Kia and Hyundai want to close the gap between themselves and competitors with more advanced software offerings. By Stewart Burnett
Kia has delayed the launch of what it considers its software-defined vehicle (SDV) by approximately one year to 2028, while bumping its investment plans for 2026 through 2029 by 30% to KRW41.4tr (US$28bn). The company’s shares fell 5.5% on the announcement, against a broader market decline of 1.6%.
The revised timeline puts Kia’s first so-called SDV—equipped with semi-automated driving capability for highways—in 2028, with a more advanced city-capable version following in early 2029. Kia said it will invest more than US$500m specifically in physical AI capabilities and vision-language-action models, and to this end is deepening its partnerships with Google DeepMind and Nvidia to accelerate development.
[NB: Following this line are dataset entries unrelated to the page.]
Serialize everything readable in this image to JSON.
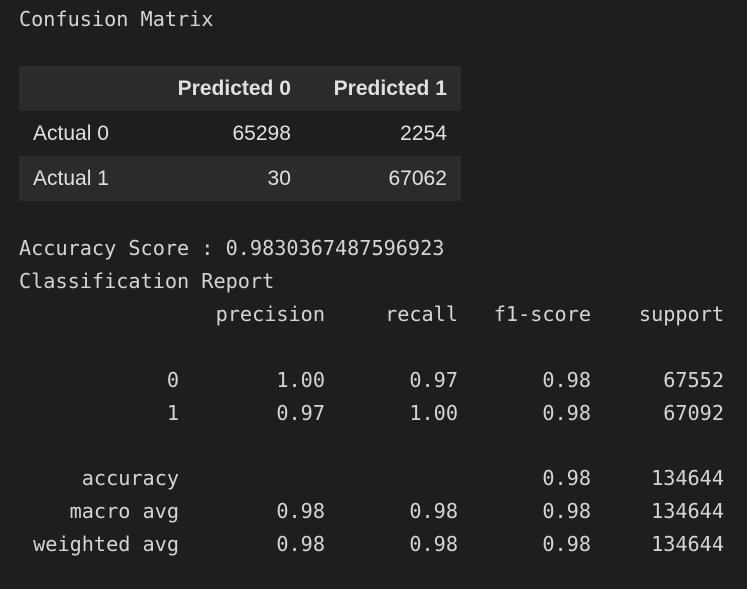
{
  "confusion_matrix": {
    "title": "Confusion Matrix",
    "columns": [
      "",
      "Predicted 0",
      "Predicted 1"
    ],
    "rows": [
      {
        "label": "Actual 0",
        "values": [
          "65298",
          "2254"
        ]
      },
      {
        "label": "Actual 1",
        "values": [
          "30",
          "67062"
        ]
      }
    ]
  },
  "accuracy_line": "Accuracy Score : 0.9830367487596923",
  "report": {
    "title": "Classification Report",
    "headers": [
      "precision",
      "recall",
      "f1-score",
      "support"
    ],
    "rows": [
      {
        "label": "0",
        "precision": "1.00",
        "recall": "0.97",
        "f1": "0.98",
        "support": "67552"
      },
      {
        "label": "1",
        "precision": "0.97",
        "recall": "1.00",
        "f1": "0.98",
        "support": "67092"
      },
      {
        "label": "accuracy",
        "precision": "",
        "recall": "",
        "f1": "0.98",
        "support": "134644"
      },
      {
        "label": "macro avg",
        "precision": "0.98",
        "recall": "0.98",
        "f1": "0.98",
        "support": "134644"
      },
      {
        "label": "weighted avg",
        "precision": "0.98",
        "recall": "0.98",
        "f1": "0.98",
        "support": "134644"
      }
    ]
  }
}
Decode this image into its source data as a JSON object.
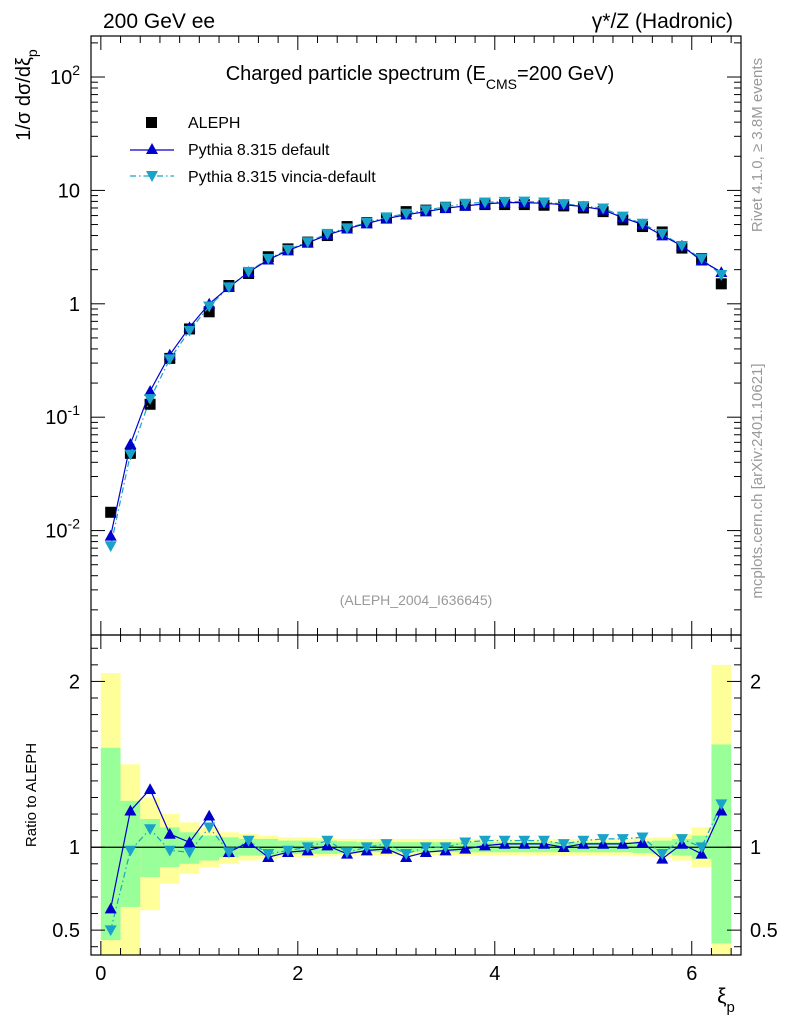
{
  "header": {
    "left": "200 GeV ee",
    "right": "γ*/Z (Hadronic)"
  },
  "side_text": {
    "rivet": "Rivet 4.1.0, ≥ 3.8M events",
    "mcplots": "mcplots.cern.ch [arXiv:2401.10621]"
  },
  "chart_data": {
    "type": "scatter",
    "title": "Charged particle spectrum (E",
    "title_sub": "CMS",
    "title_tail": "=200 GeV)",
    "analysis_tag": "(ALEPH_2004_I636645)",
    "xlabel": "ξ",
    "xlabel_sub": "p",
    "ylabel": "1/σ  dσ/dξ",
    "ylabel_sub": "p",
    "ratio_ylabel": "Ratio to ALEPH",
    "xlim": [
      -0.1,
      6.5
    ],
    "ylim": [
      0.0012,
      230
    ],
    "ratio_ylim": [
      0.35,
      2.28
    ],
    "x_ticks": [
      "0",
      "2",
      "4",
      "6"
    ],
    "y_ticks": [
      "10^-2",
      "10^-1",
      "1",
      "10",
      "10^2"
    ],
    "ratio_ticks": [
      "0.5",
      "1",
      "2"
    ],
    "x": [
      0.1,
      0.3,
      0.5,
      0.7,
      0.9,
      1.1,
      1.3,
      1.5,
      1.7,
      1.9,
      2.1,
      2.3,
      2.5,
      2.7,
      2.9,
      3.1,
      3.3,
      3.5,
      3.7,
      3.9,
      4.1,
      4.3,
      4.5,
      4.7,
      4.9,
      5.1,
      5.3,
      5.5,
      5.7,
      5.9,
      6.1,
      6.3
    ],
    "series": [
      {
        "name": "ALEPH",
        "marker": "square",
        "color": "#000000",
        "values": [
          0.0145,
          0.048,
          0.13,
          0.33,
          0.6,
          0.85,
          1.45,
          1.85,
          2.6,
          3.05,
          3.5,
          4.0,
          4.8,
          5.2,
          5.7,
          6.5,
          6.7,
          7.1,
          7.4,
          7.5,
          7.5,
          7.5,
          7.4,
          7.3,
          7.0,
          6.5,
          5.5,
          4.8,
          4.3,
          3.1,
          2.5,
          1.5
        ]
      },
      {
        "name": "Pythia 8.315 default",
        "marker": "triangle-up",
        "color": "#0000cc",
        "line": "solid",
        "values": [
          0.009,
          0.058,
          0.17,
          0.355,
          0.62,
          1.0,
          1.4,
          1.9,
          2.45,
          2.95,
          3.45,
          4.05,
          4.6,
          5.1,
          5.65,
          6.1,
          6.5,
          6.95,
          7.3,
          7.6,
          7.8,
          7.8,
          7.7,
          7.5,
          7.2,
          6.75,
          5.75,
          5.0,
          4.0,
          3.25,
          2.4,
          1.9
        ]
      },
      {
        "name": "Pythia 8.315 vincia-default",
        "marker": "triangle-down",
        "color": "#1aa3c8",
        "line": "dashdot",
        "values": [
          0.0073,
          0.047,
          0.145,
          0.325,
          0.58,
          0.95,
          1.4,
          1.92,
          2.5,
          3.0,
          3.5,
          4.15,
          4.65,
          5.2,
          5.8,
          6.25,
          6.7,
          7.15,
          7.65,
          7.85,
          7.95,
          8.0,
          7.85,
          7.6,
          7.3,
          6.95,
          5.9,
          5.1,
          4.15,
          3.25,
          2.5,
          1.8
        ]
      }
    ],
    "ratio_series": [
      {
        "name": "Pythia 8.315 default",
        "values": [
          0.63,
          1.22,
          1.35,
          1.08,
          1.03,
          1.19,
          0.97,
          1.03,
          0.94,
          0.97,
          0.98,
          1.01,
          0.96,
          0.98,
          0.99,
          0.94,
          0.97,
          0.98,
          0.99,
          1.01,
          1.02,
          1.02,
          1.02,
          1.0,
          1.02,
          1.02,
          1.02,
          1.03,
          0.93,
          1.02,
          0.96,
          1.22
        ]
      },
      {
        "name": "Pythia 8.315 vincia-default",
        "values": [
          0.5,
          0.98,
          1.11,
          0.98,
          0.97,
          1.12,
          0.97,
          1.04,
          0.96,
          0.98,
          1.0,
          1.04,
          0.97,
          1.0,
          1.02,
          0.96,
          1.0,
          1.0,
          1.03,
          1.04,
          1.04,
          1.04,
          1.04,
          1.02,
          1.04,
          1.05,
          1.05,
          1.06,
          0.96,
          1.05,
          1.0,
          1.26
        ]
      }
    ],
    "ratio_bands": {
      "bin_edges": [
        0.0,
        0.2,
        0.4,
        0.6,
        0.8,
        1.0,
        1.2,
        1.4,
        1.6,
        1.8,
        2.0,
        2.2,
        2.4,
        2.6,
        2.8,
        3.0,
        3.2,
        3.4,
        3.6,
        3.8,
        4.0,
        4.2,
        4.4,
        4.6,
        4.8,
        5.0,
        5.2,
        5.4,
        5.6,
        5.8,
        6.0,
        6.2,
        6.4
      ],
      "green_low": [
        0.44,
        0.64,
        0.82,
        0.88,
        0.9,
        0.92,
        0.94,
        0.95,
        0.95,
        0.96,
        0.96,
        0.96,
        0.965,
        0.97,
        0.97,
        0.97,
        0.97,
        0.97,
        0.97,
        0.97,
        0.97,
        0.97,
        0.97,
        0.97,
        0.97,
        0.97,
        0.97,
        0.965,
        0.96,
        0.95,
        0.93,
        0.42
      ],
      "green_high": [
        1.6,
        1.28,
        1.17,
        1.12,
        1.09,
        1.07,
        1.06,
        1.05,
        1.05,
        1.04,
        1.04,
        1.04,
        1.035,
        1.03,
        1.03,
        1.03,
        1.03,
        1.03,
        1.03,
        1.03,
        1.03,
        1.03,
        1.03,
        1.03,
        1.03,
        1.03,
        1.03,
        1.035,
        1.04,
        1.05,
        1.07,
        1.62
      ],
      "yellow_low": [
        0.0,
        0.0,
        0.62,
        0.78,
        0.84,
        0.88,
        0.9,
        0.92,
        0.93,
        0.94,
        0.94,
        0.945,
        0.95,
        0.95,
        0.95,
        0.95,
        0.95,
        0.95,
        0.95,
        0.95,
        0.95,
        0.95,
        0.95,
        0.95,
        0.95,
        0.95,
        0.95,
        0.945,
        0.94,
        0.92,
        0.88,
        0.0
      ],
      "yellow_high": [
        2.05,
        1.5,
        1.3,
        1.2,
        1.15,
        1.12,
        1.09,
        1.08,
        1.07,
        1.06,
        1.06,
        1.055,
        1.05,
        1.05,
        1.05,
        1.05,
        1.05,
        1.05,
        1.05,
        1.05,
        1.05,
        1.05,
        1.05,
        1.05,
        1.05,
        1.05,
        1.05,
        1.055,
        1.06,
        1.08,
        1.12,
        2.1
      ]
    },
    "colors": {
      "band_green": "#99ff99",
      "band_yellow": "#ffff99",
      "axis": "#000000",
      "tag": "#999999"
    }
  }
}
The delay comes just months after the December 2025 resignation of Song Chang-hyeon, who had led the group’s SDV strategy up until that point. His replacement, Park Minwoo, comes from Nvidia and Tesla. Both Kia and Hyundai have been characterised by analysts as laggards relative to Tesla and Chinese rivals on software integration and autonomous driving features.
Beyond software, Kia is funding electrification efforts, new business development, and manufacturing technology including the planned deployment of humanoid robots at its Georgia facility from 2029. Hyundai, which has already announced robot deployment at its Savannah plant from 2028, aims to reach 30,000 units of annual robot production capacity around the same time.
Kia cut its 2030 electric vehicle (EV) sales target by approximately 20% to one million units, citing weaker demand and the removal of EV subsidies in the US last year. It lifted its hybrid target by around 60% to 1.1 million units by 2030 and trimmed its overall 2030 sales goal to 4.13 million vehicles—still a substantial 30% increase from last year’s 3.14 million but a more cautious framing than previous guidance.
At the same time, Hyundai Chief Executive José Muñoz has noted a positive uptick in electrified vehicle sales during Q1 2025, due in large part to higher gasoline prices related to the Strait of Hormuz blockade.